Problem No. 1: CSR is too easy, if taken literally. If all that’s at stake is making sure your net impact is positive, wow, that’s pretty easy: just sell a decent product that people want, and don’t hurt any bystanders. It’s a fundamental principle of commerce. Start with individual transactions. Those, if voluntary and well-informed, always have a positive impact. A customer gives you $1.00, and you give them a pound of bananas. They’re happy, and you’re happy. Don’t step on any bystanders’ toes, and there you go: positive net impact. In fact, as long as your customers are happy enough, you can afford to hurt people along the way (e.g., by mistreating employee) and your net impact will still be positive. (And of course, claiming to adhere to CSR is even easier if you use a mushier definition, one that only asks that you “manage” your social impact, rather than aiming at any particular objective.)

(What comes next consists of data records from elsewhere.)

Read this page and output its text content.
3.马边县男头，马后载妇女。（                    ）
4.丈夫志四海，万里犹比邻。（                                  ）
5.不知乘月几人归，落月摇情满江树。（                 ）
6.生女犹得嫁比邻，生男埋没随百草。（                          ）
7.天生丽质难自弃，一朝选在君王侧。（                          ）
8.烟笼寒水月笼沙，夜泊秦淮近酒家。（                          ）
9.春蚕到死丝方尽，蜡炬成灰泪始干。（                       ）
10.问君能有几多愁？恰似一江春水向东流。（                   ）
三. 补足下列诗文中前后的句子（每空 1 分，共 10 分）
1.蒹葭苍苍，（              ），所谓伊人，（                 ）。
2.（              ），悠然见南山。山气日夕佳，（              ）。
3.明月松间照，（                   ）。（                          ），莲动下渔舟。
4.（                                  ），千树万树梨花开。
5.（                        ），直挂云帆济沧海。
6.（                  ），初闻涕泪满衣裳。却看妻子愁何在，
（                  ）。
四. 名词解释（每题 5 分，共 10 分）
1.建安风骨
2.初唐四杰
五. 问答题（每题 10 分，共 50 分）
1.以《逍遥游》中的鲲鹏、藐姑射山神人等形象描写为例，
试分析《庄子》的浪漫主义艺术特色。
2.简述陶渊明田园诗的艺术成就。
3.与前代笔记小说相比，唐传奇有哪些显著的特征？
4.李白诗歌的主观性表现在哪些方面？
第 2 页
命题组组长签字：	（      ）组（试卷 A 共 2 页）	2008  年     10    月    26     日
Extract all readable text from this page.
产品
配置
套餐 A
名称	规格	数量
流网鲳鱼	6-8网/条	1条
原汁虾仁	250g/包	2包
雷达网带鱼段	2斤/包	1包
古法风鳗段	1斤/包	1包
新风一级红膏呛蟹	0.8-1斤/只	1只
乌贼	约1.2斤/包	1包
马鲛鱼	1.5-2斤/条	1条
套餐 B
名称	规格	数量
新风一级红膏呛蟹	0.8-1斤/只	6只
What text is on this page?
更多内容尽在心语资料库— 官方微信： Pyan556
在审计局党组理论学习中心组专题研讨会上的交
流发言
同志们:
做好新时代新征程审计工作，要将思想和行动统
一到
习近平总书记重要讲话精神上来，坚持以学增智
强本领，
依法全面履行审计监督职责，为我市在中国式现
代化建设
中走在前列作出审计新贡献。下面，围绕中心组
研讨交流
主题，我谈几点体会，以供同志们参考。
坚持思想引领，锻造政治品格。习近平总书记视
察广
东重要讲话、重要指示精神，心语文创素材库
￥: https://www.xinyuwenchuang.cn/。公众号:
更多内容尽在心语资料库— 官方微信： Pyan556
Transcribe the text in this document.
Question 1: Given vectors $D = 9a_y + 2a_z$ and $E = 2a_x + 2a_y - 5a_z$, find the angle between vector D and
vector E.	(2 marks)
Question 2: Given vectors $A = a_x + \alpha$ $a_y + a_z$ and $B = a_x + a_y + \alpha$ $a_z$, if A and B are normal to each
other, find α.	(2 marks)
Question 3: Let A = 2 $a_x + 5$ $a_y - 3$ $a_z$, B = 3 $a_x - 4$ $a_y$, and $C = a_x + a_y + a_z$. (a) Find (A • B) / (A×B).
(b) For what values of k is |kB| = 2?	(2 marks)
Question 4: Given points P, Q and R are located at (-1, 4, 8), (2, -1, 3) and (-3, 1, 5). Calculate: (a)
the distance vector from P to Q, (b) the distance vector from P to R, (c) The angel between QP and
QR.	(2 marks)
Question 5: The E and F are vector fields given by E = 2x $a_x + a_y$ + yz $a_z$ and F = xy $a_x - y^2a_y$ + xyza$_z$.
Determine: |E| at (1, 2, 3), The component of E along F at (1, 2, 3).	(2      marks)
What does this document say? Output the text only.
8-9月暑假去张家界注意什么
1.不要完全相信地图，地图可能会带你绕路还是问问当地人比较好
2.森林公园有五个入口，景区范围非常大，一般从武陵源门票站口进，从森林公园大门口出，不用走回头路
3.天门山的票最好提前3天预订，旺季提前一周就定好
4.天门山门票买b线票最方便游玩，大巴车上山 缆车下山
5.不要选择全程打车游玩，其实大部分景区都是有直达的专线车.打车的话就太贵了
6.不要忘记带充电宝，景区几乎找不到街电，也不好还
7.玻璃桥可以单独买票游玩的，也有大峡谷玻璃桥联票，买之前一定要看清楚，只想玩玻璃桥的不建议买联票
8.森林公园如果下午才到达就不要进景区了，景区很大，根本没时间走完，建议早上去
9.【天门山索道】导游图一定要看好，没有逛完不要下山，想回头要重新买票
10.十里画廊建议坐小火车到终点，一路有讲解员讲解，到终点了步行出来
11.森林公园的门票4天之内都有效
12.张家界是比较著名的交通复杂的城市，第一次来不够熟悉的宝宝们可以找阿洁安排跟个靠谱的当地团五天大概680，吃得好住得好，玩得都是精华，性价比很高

Problem No. 2: On the other hand, CSR is unfairly burdensome, if really taken to heart—that is, if you really think that the pursuit of social contribution ought to take over a manager’s entire way of thinking. It means that a company that makes a good product, treats employees well, deals fairly with suppliers, etc., still has to ask itself, “Yes, but how are we giving back to the community?” Look in the mirror. What’s your net impact on society? What good are you—other than the fact that you put in an honest day’s work, take care of your kids, and given a few bucks to charity now and then? (Hint: that’s a rhetorical question.) The joint-stock corporation, on the other hand, is arguably one of the most welfare-enhancing inventions of all time. For such organizations, failure to have a positive impact is the exception, rather than the rule. Asking one to risk its productivity by obsessing over something it’s already doing is silly.
Now, there’s absolutely nothing wrong with the idea that companies are responsible for their behaviour (and that the individuals who work for companies are responsible for their behaviour, too). And for some people, that’s all that CSR means. That’s just fine. In fact, such responsibility is absolutely morally fundamental. Companies should try to make an honest living, just like individuals like you do. They should avoid hurting people, just like you do. They should clean up their messes, just like you do. That’s basic ethics. And if they’re doing those things, calling it something as mushy as “CSR” adds absolutely nothing to the equation.